9. L’apprentissage se faisant en spirale, prévoir des retours et des révisions De plus, « rien n’est jamais acquis… »
10. Baser l’apprentissage sur le vécu et les expériences des apprenants Pour notamment leur permettre de donner du sens à leurs apprentissages
11. Proposer des activités qui rendent le cours vivant et actuel Les thèmes doivent intéresser les apprenants, pas forcément les concepteurs l’enseignant Attention cependant à ne pas tomber dans la démagogie !
12. Avoir une approche réfléchie de l’usage de la langue maternelle Le « tabou de la LM » n’existe plus mais son utilisation doit être réfléchie (Cf. activités de médiation par ex.)
13. Maintenir un dosage adéquat dans la répartition des rôles enseignant / apprenants
14. Proposer l’apprentissage des aptitudes et compétences utiles à l’apprenant Et pas forcément tout
15. Ne pas introduire (et ne pas enseigner) tout ce qu’on sait Mais ce dont l’apprenant a besoin pour progresser et ce qu’il est capable d’assimiler
16. Favoriser le décloisonnement entre les différentes composantes linguistiques De plus, on ne peut réfléchir sur une langue qu’on ne maîtrise pas. Donc, priorité à la pratique langagière et non pas à la description linguistique…

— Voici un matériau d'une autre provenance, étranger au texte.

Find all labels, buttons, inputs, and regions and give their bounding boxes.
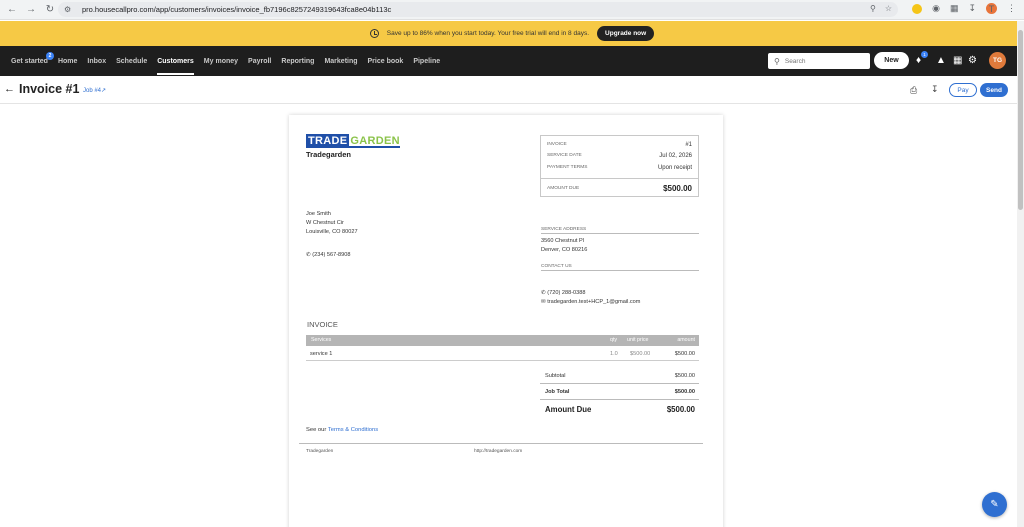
amount-due-value: $500.00	[663, 184, 692, 193]
invoice-document: TRADE GARDEN Tradegarden INVOICE #1 SERV…	[289, 115, 723, 527]
job-link[interactable]: Job #4↗	[83, 87, 106, 94]
row-service: service 1	[310, 351, 333, 357]
footer-url: http://tradegarden.com	[474, 449, 523, 454]
nav-badge: 2	[45, 51, 54, 60]
service-date-value: Jul 02, 2026	[659, 153, 692, 159]
invoice-summary-box: INVOICE #1 SERVICE DATE Jul 02, 2026 PAY…	[540, 135, 699, 197]
trial-text: Save up to 86% when you start today. You…	[386, 30, 590, 37]
search-box[interactable]: ⚲	[768, 53, 870, 69]
chat-icon[interactable]: ✎	[982, 492, 1007, 517]
nav-customers[interactable]: Customers	[157, 58, 194, 75]
payment-terms-label: PAYMENT TERMS	[547, 165, 588, 170]
nav-inbox[interactable]: Inbox	[87, 58, 106, 65]
browser-toolbar: ← → ↻ ⚙ pro.housecallpro.com/app/custome…	[0, 0, 1024, 20]
pay-button[interactable]: Pay	[949, 83, 977, 97]
puzzle-icon[interactable]: ▦	[950, 3, 959, 14]
nav-pipeline[interactable]: Pipeline	[413, 58, 440, 65]
nav-get-started[interactable]: Get started 2	[11, 51, 54, 65]
contact-email: ✉ tradegarden.test+HCP_1@gmail.com	[541, 299, 641, 305]
zoom-icon[interactable]: ⚲	[870, 4, 876, 13]
site-settings-icon[interactable]: ⚙	[64, 5, 74, 15]
profile-avatar[interactable]: T	[986, 3, 997, 14]
camera-icon[interactable]: ◉	[932, 3, 940, 14]
extension-icon[interactable]	[912, 3, 923, 14]
back-arrow-icon[interactable]: ←	[4, 83, 15, 95]
col-services: Services	[311, 337, 332, 343]
page-header: ← Invoice #1 Job #4↗ ⎙ ↧ Pay Send	[0, 78, 1024, 104]
amount-due-label: AMOUNT DUE	[547, 186, 580, 191]
services-table-header: Services qty unit price amount	[306, 335, 699, 346]
nav-payroll[interactable]: Payroll	[248, 58, 271, 65]
clock-icon	[369, 29, 379, 38]
terms-line: See our Terms & Conditions	[306, 427, 379, 433]
payment-terms-value: Upon receipt	[657, 165, 692, 171]
notification-badge: 1	[921, 51, 928, 58]
service-address-label: SERVICE ADDRESS	[541, 227, 699, 234]
invoice-number-label: INVOICE	[547, 142, 567, 147]
flask-icon[interactable]: ▲	[936, 55, 946, 66]
send-button[interactable]: Send	[980, 83, 1008, 97]
customer-street: W Chestnut Cir	[306, 220, 344, 226]
invoice-section-heading: INVOICE	[307, 320, 338, 329]
upgrade-button[interactable]: Upgrade now	[597, 26, 655, 41]
customer-phone: ✆ (234) 567-8908	[306, 252, 351, 258]
company-name: Tradegarden	[306, 150, 352, 159]
customer-city: Louisville, CO 80027	[306, 229, 358, 235]
invoice-number-value: #1	[685, 142, 692, 148]
row-qty: 1.0	[610, 351, 618, 357]
contact-us-label: CONTACT US	[541, 264, 699, 271]
company-logo: TRADE GARDEN	[306, 134, 400, 148]
page-title: Invoice #1	[19, 82, 80, 96]
search-input[interactable]	[784, 57, 865, 65]
customer-info: Joe Smith W Chestnut Cir Louisville, CO …	[306, 210, 358, 237]
main-nav: Get started 2 Home Inbox Schedule Custome…	[0, 46, 1024, 76]
nav-my-money[interactable]: My money	[204, 58, 238, 65]
service-date-label: SERVICE DATE	[547, 153, 582, 158]
url-text: pro.housecallpro.com/app/customers/invoi…	[82, 5, 392, 14]
external-link-icon: ↗	[101, 88, 107, 94]
col-unit-price: unit price	[627, 337, 649, 343]
nav-home[interactable]: Home	[58, 58, 77, 65]
nav-reporting[interactable]: Reporting	[281, 58, 314, 65]
mail-icon: ✉	[541, 299, 546, 305]
phone-icon: ✆	[306, 252, 311, 258]
trial-banner: Save up to 86% when you start today. You…	[0, 21, 1024, 46]
bookmark-star-icon[interactable]: ☆	[885, 4, 892, 13]
totals-block: Subtotal $500.00 Job Total $500.00 Amoun…	[540, 368, 699, 418]
nav-marketing[interactable]: Marketing	[324, 58, 357, 65]
amount-due-row: Amount Due $500.00	[545, 405, 695, 414]
nav-price-book[interactable]: Price book	[368, 58, 404, 65]
footer-company: Tradegarden	[306, 449, 334, 454]
customer-name: Joe Smith	[306, 211, 331, 217]
back-icon[interactable]: ←	[5, 3, 19, 17]
forward-icon[interactable]: →	[24, 3, 38, 17]
download-icon[interactable]: ↧	[968, 3, 976, 14]
table-row: service 1 1.0 $500.00 $500.00	[306, 347, 699, 361]
user-avatar[interactable]: TG	[989, 52, 1006, 69]
menu-dots-icon[interactable]: ⋮	[1007, 3, 1016, 14]
nav-schedule[interactable]: Schedule	[116, 58, 147, 65]
address-bar[interactable]: ⚙ pro.housecallpro.com/app/customers/inv…	[58, 2, 898, 17]
row-unit-price: $500.00	[630, 351, 651, 357]
row-amount: $500.00	[674, 351, 695, 357]
col-amount: amount	[677, 337, 695, 343]
bell-icon[interactable]: ♦	[916, 55, 921, 66]
scrollbar-thumb[interactable]	[1018, 30, 1023, 210]
phone-icon: ✆	[541, 290, 546, 296]
download-icon[interactable]: ↧	[931, 84, 939, 95]
reload-icon[interactable]: ↻	[43, 3, 57, 17]
gear-icon[interactable]: ⚙	[968, 55, 977, 66]
job-total-row: Job Total $500.00	[540, 384, 699, 400]
footer-divider	[299, 443, 703, 444]
col-qty: qty	[610, 337, 618, 343]
apps-grid-icon[interactable]: ▦	[953, 55, 962, 66]
new-button[interactable]: New	[874, 52, 909, 69]
print-icon[interactable]: ⎙	[910, 85, 917, 96]
terms-link[interactable]: Terms & Conditions	[328, 427, 378, 433]
subtotal-row: Subtotal $500.00	[540, 368, 699, 384]
divider	[541, 178, 698, 179]
service-address: 3560 Chestnut Pl Denver, CO 80216	[541, 238, 588, 253]
contact-phone: ✆ (720) 288-0388	[541, 290, 586, 296]
search-icon: ⚲	[774, 56, 780, 66]
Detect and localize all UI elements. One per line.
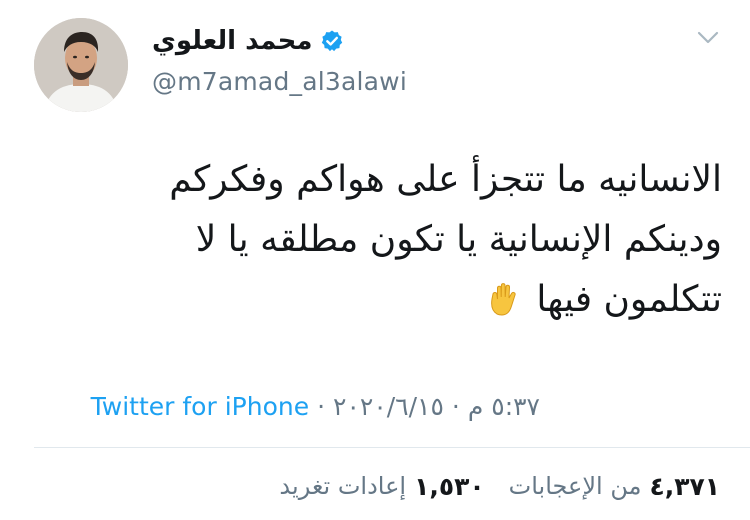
display-name[interactable]: محمد العلوي [152, 22, 312, 60]
raised-hand-emoji-icon [488, 276, 522, 316]
likes-stat[interactable]: ٤,٣٧١ من الإعجابات [509, 472, 720, 501]
avatar[interactable] [34, 18, 128, 112]
tweet-meta: ٥:٣٧ م · ٢٠٢٠/٦/١٥ · Twitter for iPhone [91, 386, 540, 426]
tweet-line: تتكلمون فيها [82, 270, 722, 330]
display-name-row: محمد العلوي [152, 22, 407, 60]
divider [34, 447, 750, 448]
tweet-stats: ٤,٣٧١ من الإعجابات ١,٥٣٠ إعادات تغريد [279, 466, 720, 506]
tweet-time: ٥:٣٧ م [467, 391, 540, 421]
user-names: محمد العلوي @m7amad_al3alawi [152, 22, 407, 100]
meta-separator: · [317, 391, 326, 421]
retweets-stat[interactable]: ١,٥٣٠ إعادات تغريد [279, 472, 484, 501]
tweet-source-link[interactable]: Twitter for iPhone [91, 392, 309, 421]
retweets-label: إعادات تغريد [279, 472, 407, 500]
user-handle[interactable]: @m7amad_al3alawi [152, 64, 407, 100]
tweet-text: الانسانيه ما تتجزأ على هواكم وفكركم ودين… [82, 150, 722, 330]
tweet-date: ٢٠٢٠/٦/١٥ [333, 391, 444, 421]
verified-badge-icon [320, 29, 344, 53]
likes-label: من الإعجابات [508, 472, 642, 500]
chevron-down-icon[interactable] [696, 30, 720, 46]
retweets-count: ١,٥٣٠ [414, 471, 485, 501]
tweet-header: محمد العلوي @m7amad_al3alawi [0, 0, 750, 112]
likes-count: ٤,٣٧١ [649, 471, 720, 501]
profile-avatar-icon [34, 18, 128, 112]
tweet-line: الانسانيه ما تتجزأ على هواكم وفكركم [169, 159, 722, 200]
tweet-line-text: تتكلمون فيها [536, 279, 722, 320]
tweet-line: ودينكم الإنسانية يا تكون مطلقه يا لا [195, 219, 722, 260]
meta-separator: · [451, 391, 460, 421]
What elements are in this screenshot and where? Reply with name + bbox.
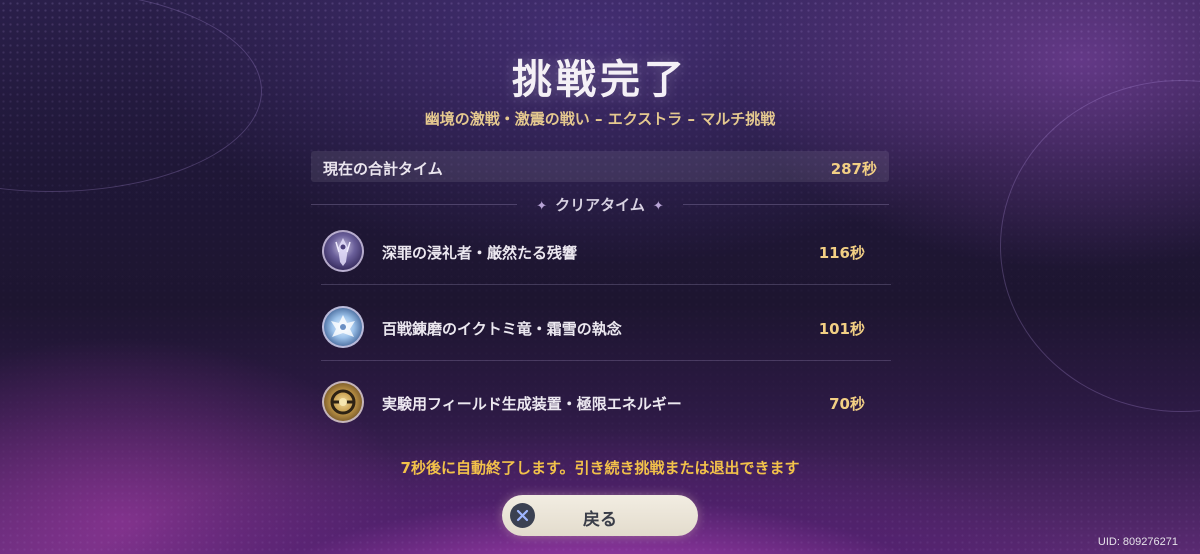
back-button-label: 戻る	[583, 510, 617, 530]
page-title: 挑戦完了	[512, 57, 688, 103]
boss-row: 深罪の浸礼者・厳然たる残響 116秒	[311, 221, 891, 285]
boss-name: 実験用フィールド生成装置・極限エネルギー	[382, 395, 682, 413]
clear-time-heading: ✦ クリアタイム ✦	[0, 194, 1200, 215]
boss-row: 実験用フィールド生成装置・極限エネルギー 70秒	[311, 372, 891, 436]
challenge-result-screen: 挑戦完了 幽境の激戦・激震の戦い – エクストラ – マルチ挑戦 現在の合計タイ…	[0, 0, 1200, 554]
background-swirl	[1000, 80, 1200, 412]
row-divider	[321, 360, 891, 361]
total-time-row: 現在の合計タイム 287秒	[311, 151, 889, 182]
boss-clear-time: 101秒	[818, 320, 865, 338]
ice-dragon-icon	[322, 306, 364, 348]
auto-exit-notice: 7秒後に自動終了します。引き続き挑戦または退出できます	[400, 459, 800, 477]
sinister-baptist-icon	[322, 230, 364, 272]
boss-row: 百戦錬磨のイクトミ竜・霜雪の執念 101秒	[311, 297, 891, 361]
challenge-subtitle: 幽境の激戦・激震の戦い – エクストラ – マルチ挑戦	[424, 110, 776, 128]
back-button[interactable]: 戻る	[502, 495, 698, 536]
user-id: UID: 809276271	[1097, 536, 1178, 548]
clear-time-heading-label: クリアタイム	[555, 196, 645, 214]
total-time-value: 287秒	[830, 160, 877, 178]
boss-name: 百戦錬磨のイクトミ竜・霜雪の執念	[382, 320, 622, 338]
sparkle-icon: ✦	[652, 199, 664, 214]
boss-name: 深罪の浸礼者・厳然たる残響	[382, 244, 578, 262]
sparkle-icon: ✦	[536, 199, 548, 214]
field-generator-icon	[322, 381, 364, 423]
total-time-label: 現在の合計タイム	[323, 160, 443, 178]
row-divider	[321, 284, 891, 285]
boss-clear-time: 70秒	[829, 395, 865, 413]
boss-clear-time: 116秒	[818, 244, 865, 262]
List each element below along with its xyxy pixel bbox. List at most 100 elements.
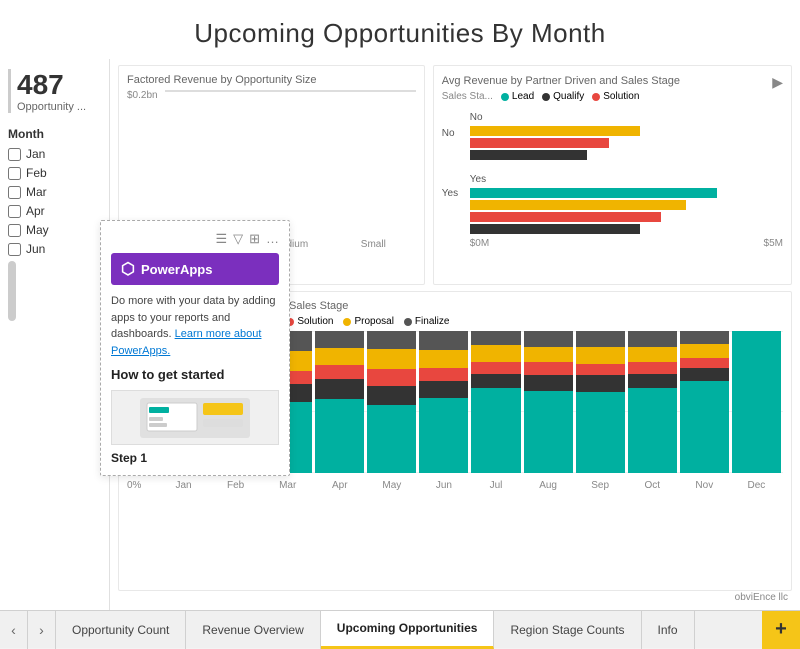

POURQUOI DES DOCUMENTS AUTHENTIQUES ?
Authentique s’oppose ici à « pédagogique », c’est-à-dire qui a été conçu pour une classe et une situation d’apprentissage
Le document authentique permet : 1. De travailler différemment et « en situation » 2. D’aborder les aspects civilisationnels 3. De travailler en contrastif
4. De « démystifier » l’entrée dans la langue authentique 5. De multiplier les ressources à disposition 6. De renforcer la motivation des élèves
7. De varier les supports et les approches 8. De donner une image plus actuelle de la langue enseignée 9. De renforcer la crédibilité de l’enseignement dispensé
10. De travailler du global au détaillé 11. De travailler l’ensemble des aspects textuels (image, typographie… 12. De renforcer l’autoformation linguistique permanente de l’enseignant.